The reforms which have contributed to the turnaround include:
- the acceleration of the academies programme since 2010, allowing under-performing local-authority-run schools to be transformed by high-performing sponsors, and giving heads and teachers the freedom to leave council control by converting their schools into academies
- introducing the English Baccalaureate, which has encouraged schools to enter thousands more pupils for GCSEs in the key academic subjects most valued by leading universities and employers
- bringing in the pupil premium, which gives schools extra money to improve the performance of their poorest pupils
Schools Minister Lord Nash said:
For years black pupils’ results have lagged behind their peers’ but that gap is being eroded at all levels - the government’s school reforms are helping thousands more black pupils, including the poorest, to do well at primary school, thrive in their GCSEs, and then succeed in life.
It is particularly through sponsored academies, where long-term underperforming local-authority-run schools are being turned around by brilliant sponsors, that black pupils are benefiting. There are proportionately far more black pupils in academies than in council schools, and the improving performance of black pupils is reflected in the improvements in academies.
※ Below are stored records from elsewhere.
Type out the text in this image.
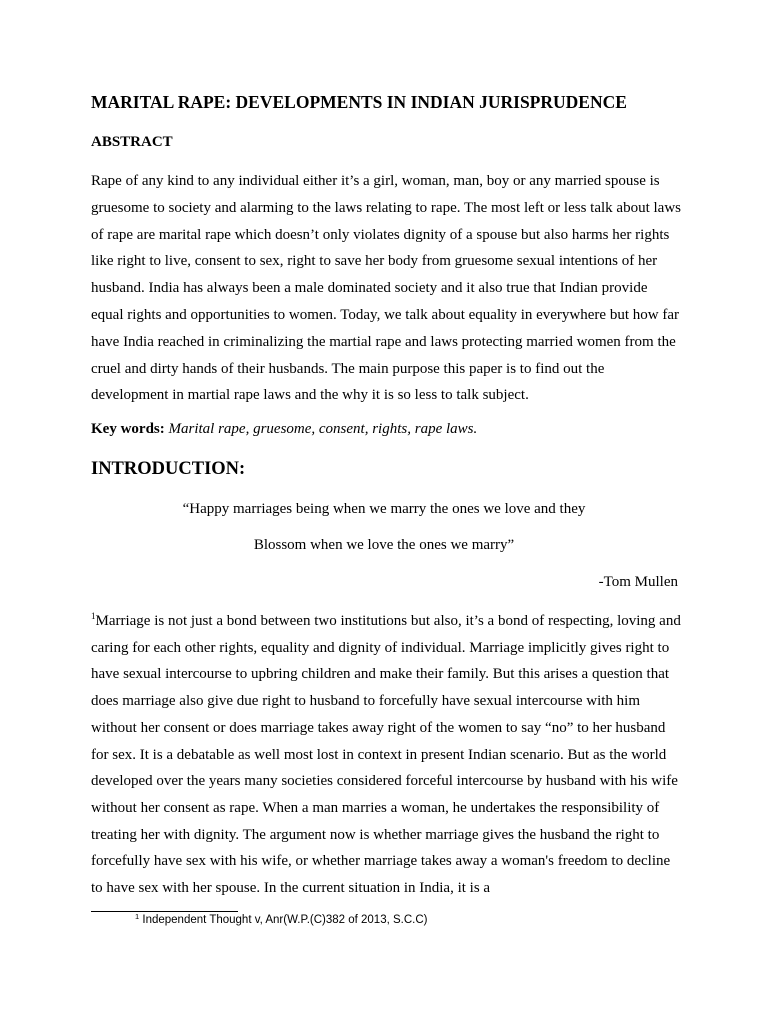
MARITAL RAPE: DEVELOPMENTS IN INDIAN JURISPRUDENCE
ABSTRACT

Rape of any kind to any individual either it’s a girl, woman, man, boy or any married spouse is gruesome to society and alarming to the laws relating to rape. The most left or less talk about laws of rape are marital rape which doesn’t only violates dignity of a spouse but also harms her rights like right to live, consent to sex, right to save her body from gruesome sexual intentions of her husband. India has always been a male dominated society and it also true that Indian provide equal rights and opportunities to women. Today, we talk about equality in everywhere but how far have India reached in criminalizing the martial rape and laws protecting married women from the cruel and dirty hands of their husbands. The main purpose this paper is to find out the development in martial rape laws and the why it is so less to talk subject.

Key words: Marital rape, gruesome, consent, rights, rape laws.
INTRODUCTION:
“Happy marriages being when we marry the ones we love and they
Blossom when we love the ones we marry”
-Tom Mullen

$^1$Marriage is not just a bond between two institutions but also, it’s a bond of respecting, loving and caring for each other rights, equality and dignity of individual. Marriage implicitly gives right to have sexual intercourse to upbring children and make their family. But this arises a question that does marriage also give due right to husband to forcefully have sexual intercourse with him without her consent or does marriage takes away right of the women to say “no” to her husband for sex. It is a debatable as well most lost in context in present Indian scenario. But as the world developed over the years many societies considered forceful intercourse by husband with his wife without her consent as rape. When a man marries a woman, he undertakes the responsibility of treating her with dignity. The argument now is whether marriage gives the husband the right to forcefully have sex with his wife, or whether marriage takes away a woman's freedom to decline to have sex with her spouse. In the current situation in India, it is a

$^1$ Independent Thought v, Anr(W.P.(C)382 of 2013, S.C.C)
Nationally, 58.1% of black pupils achieved 5 or more GCSEs at C or better including English and maths last year. That represented the biggest increase of any ethnic group from 2012 (up 3.5 percentage points) and from 2010 (up 8.8 percentage points). The national average is 60.6%.
It means the gap between black pupils’ and all pupils’ GCSE results has more than halved in just 4 years and is now just 2.5 percentage points - more than two-and-a-half times what it was in 2010 (5.8 percentage points).
And among the poorest black pupils, the gap has also closed markedly - 43.1% of black boys eligible for free school meals achieved 5 or more GCSEs at C or better including English and maths last year - up 2.8 percentage points on the previous year, and the gap between the poorest black pupils and all pupils has narrowed by 4.4 percentage points since 2009.
Sponsored academies - where the proportion of black pupils is a third higher compared to all state-funded schools - are in particular helping black pupils get better results:
just under half of black pupils in sponsored academies (46.5%) achieved 5 or more good GCSEs including English and maths in 2010 - the lowest of any ethnic group - compared to 55.8% of all pupils in other state-funded schools, a gap of 9.3 percentage points
but by 2012 (the most recent year for which these statistics are available), the figure had risen to 53.7% for black pupils in sponsored academies and fallen slightly to 54.7% for pupils in local-authority-run schools - a gap of just 1%
black pupils in sponsored academies also extended their lead over black pupils in similar local-authority-run schools - where just 47.3% achieved the key GCSE measure
The figures also show that black pupils are also increasingly taking and achieving the set of key academic subjects most valued by universities and employers - the EBacc:
in 2011, just 16% of black pupils took the EBacc and just 9.9% achieved it - gaps between their performance and all pupils’ of 5.6 percentage points and 5.4 percentage points
but last year, 33.7% took it and 19.6% achieved it - that means the gaps are now just 1.7 percentage points and 3.1 percentage points respectively
The progress black pupils make between the end of primary school and their GCSEs is also well above the national average with:
76.2% of black pupils making the expected level of progress in English in 2013 compared to 70.4% for all pupils
74.2% of pupils making the expected level of progress in maths compared to 70.7% of all pupils
In primary schools tests
The performance of black pupils in primary school tests (taken by 11-year-olds) has also significantly improved in recent years:
73% of black pupils achieved the expected level in the key measure (the 3Rs) last year, against 75% of all pupils. That means the gap between black pupils and their peers in the main primary school indicator is now just 2 percentage points, compared to 5 percentage points in 2010 (when the key measure was achievement in English and maths)
the progress in the 3Rs made by black pupils between ages 7 and 11 was especially impressive - the 2 percentage point improvement from 2012 to 2013 is the biggest of children of any background
and since 2010 the gap between the proportion of black pupils reaching the expected level in maths at age 11 compared to all pupils has fallen from 8 percentage points to 3 percentage points (there are no statistics directly comparing improvements in English between 2010 and 2013 because of the way English performance is now calculated)
Notes to editors
- Black pupils make up 8.1% of all children in primary sponsored academies, compared to just 5.6% in all state-funded schools. Black pupils make up 8.2% of all children in secondary sponsored academies, compared to just 4.9% in all state-funded schools.